Iran threatens to withdraw from IAEA pact on Western censorship | Iran’s nuclear program

Iran threatened to withdraw from a deal reached with UN weapons inspectors last weekend if Western countries continue with plans to blame it for its failure to cooperate fully with the International Atomic Energy Agency.

Western leaders are planning to file a motion at the IAEA next week condemning Iran for giving up the comprehensive agreement with the UN body that gives inspectors access to its nuclear facilities.

IAEA Director-General Rafael Grossi responded to Iran’s withdrawal by closing a three-month deal in Tehran last Sunday that he said pleased him that his inspectors could still do their job, albeit with less effective than before.

But the US and some European countries appear determined to leave a flag at the IAEA that Iran is behaving unacceptably, reducing its cooperation with inspectors and breaking its commitments in the 2015 nuclear deal on issues such as uranium enrichment stocks. .

In a document sent to other IAEA member states ahead of next week’s quarterly council of governors meeting in Vienna, the United States said it wanted a resolution to “express the council’s growing concern about Iran’s cooperation with the IAEA ”.

He said the council should ask Iran to reverse its breaches of the agreement and to cooperate with the IAEA to explain how uranium particles were found in undeclared ancient sites.

Iran said it considered such a move “destructive” and would end its weekend deal with Grossi. Iranian diplomats said the US motion would lead to further complications compared to the 2015 agreement, known as JCPoA.

Russia’s ambassador to the IAEA, Mikhail Ulyanov, asked for calm, saying: “The common responsibility of all 35 governors is to ensure that debates (even heated ones) do not negatively affect diplomatic efforts aimed at the complete restoration of the JCPoA.”

It is likely that the United States will decide whether the motion is due.

Some analysts said the motion was poorly planned and likely to backfire, jeopardizing the chances of broader negotiations between Iran and the US, overseen by the European Union – the first such talks since Donald Trump left JCPoA in 2018.

Ellie Geranmayeh, an Iranian analyst at the European Council on Foreign Relations, said the motion would not attract Russian support and would only lead to a reaction in Tehran.

The US offered to hold talks with Iran on how both sides can return to mutual compliance under the EU presidency, and then, at a later stage, talks on how to improve the deal and discuss other issues, including missiles. Iranian ballistics.

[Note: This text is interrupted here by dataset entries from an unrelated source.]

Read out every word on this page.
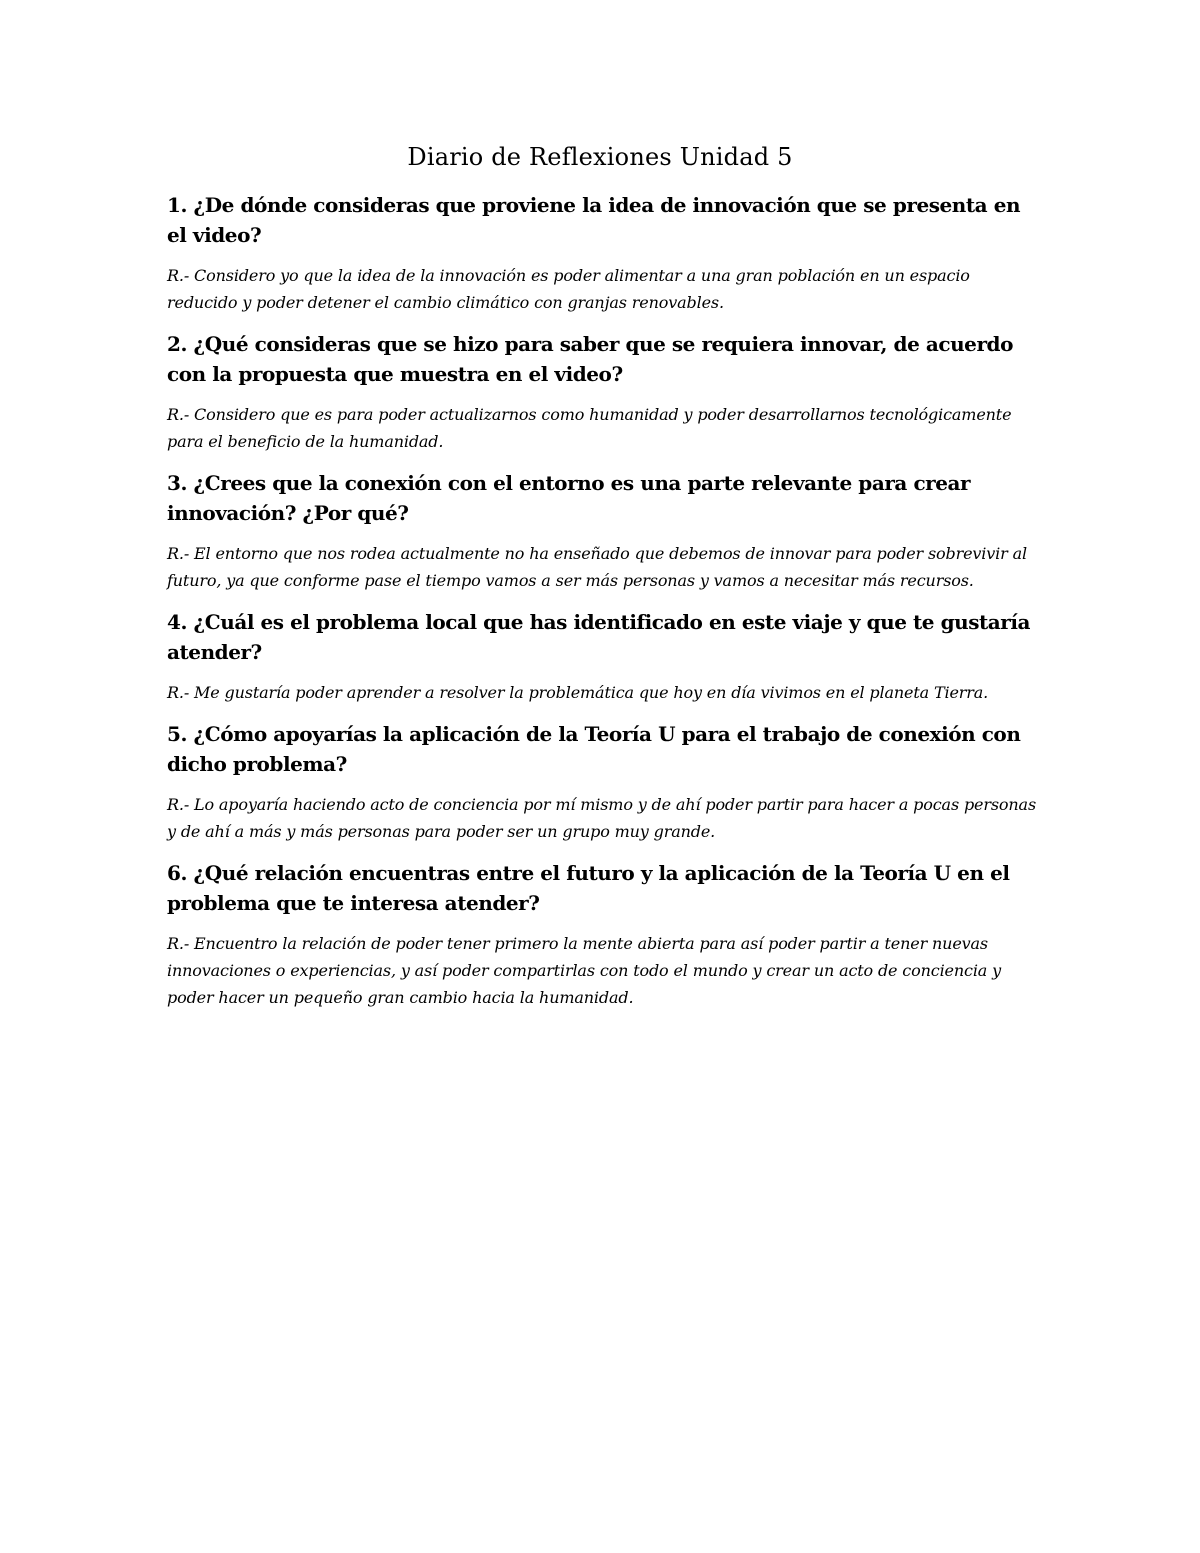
Diario de Reflexiones Unidad 5

1. ¿De dónde consideras que proviene la idea de innovación que se presenta en el video?

R.- Considero yo que la idea de la innovación es poder alimentar a una gran población en un espacio reducido y poder detener el cambio climático con granjas renovables.

2. ¿Qué consideras que se hizo para saber que se requiera innovar, de acuerdo con la propuesta que muestra en el video?

R.- Considero que es para poder actualizarnos como humanidad y poder desarrollarnos tecnológicamente para el beneficio de la humanidad.

3. ¿Crees que la conexión con el entorno es una parte relevante para crear innovación? ¿Por qué?

R.- El entorno que nos rodea actualmente no ha enseñado que debemos de innovar para poder sobrevivir al futuro, ya que conforme pase el tiempo vamos a ser más personas y vamos a necesitar más recursos.

4. ¿Cuál es el problema local que has identificado en este viaje y que te gustaría atender?

R.- Me gustaría poder aprender a resolver la problemática que hoy en día vivimos en el planeta Tierra.

5. ¿Cómo apoyarías la aplicación de la Teoría U para el trabajo de conexión con dicho problema?

R.- Lo apoyaría haciendo acto de conciencia por mí mismo y de ahí poder partir para hacer a pocas personas y de ahí a más y más personas para poder ser un grupo muy grande.

6. ¿Qué relación encuentras entre el futuro y la aplicación de la Teoría U en el problema que te interesa atender?

R.- Encuentro la relación de poder tener primero la mente abierta para así poder partir a tener nuevas innovaciones o experiencias, y así poder compartirlas con todo el mundo y crear un acto de conciencia y poder hacer un pequeño gran cambio hacia la humanidad.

In a possible sign that some European diplomats are concerned that the council’s motion might put unnecessary obstacles in the way of negotiations, EU foreign policy chief Josep Borrell said there was “diplomatic space, a window of diplomatic opportunity” for bring the JCPoA back on track.

Iran wants, as a precondition for the negotiations, that the United States remove all economic sanctions imposed by the Trump administration, but the United States said it can only discuss this issue when negotiations are underway.

The relatively calm pace at which Biden’s team is considering the prospect of direct negotiations with Iran is frustrating Tehran, but the United States does not seem to see the need for further progress in negotiations if a hard line wins the June presidential elections in Iran.

The United States seems to think that Iran’s approach to the United States will not be determined by the new president, but by any strategic consensus formed around the supreme leader, Ayatollah Ali Khamenei.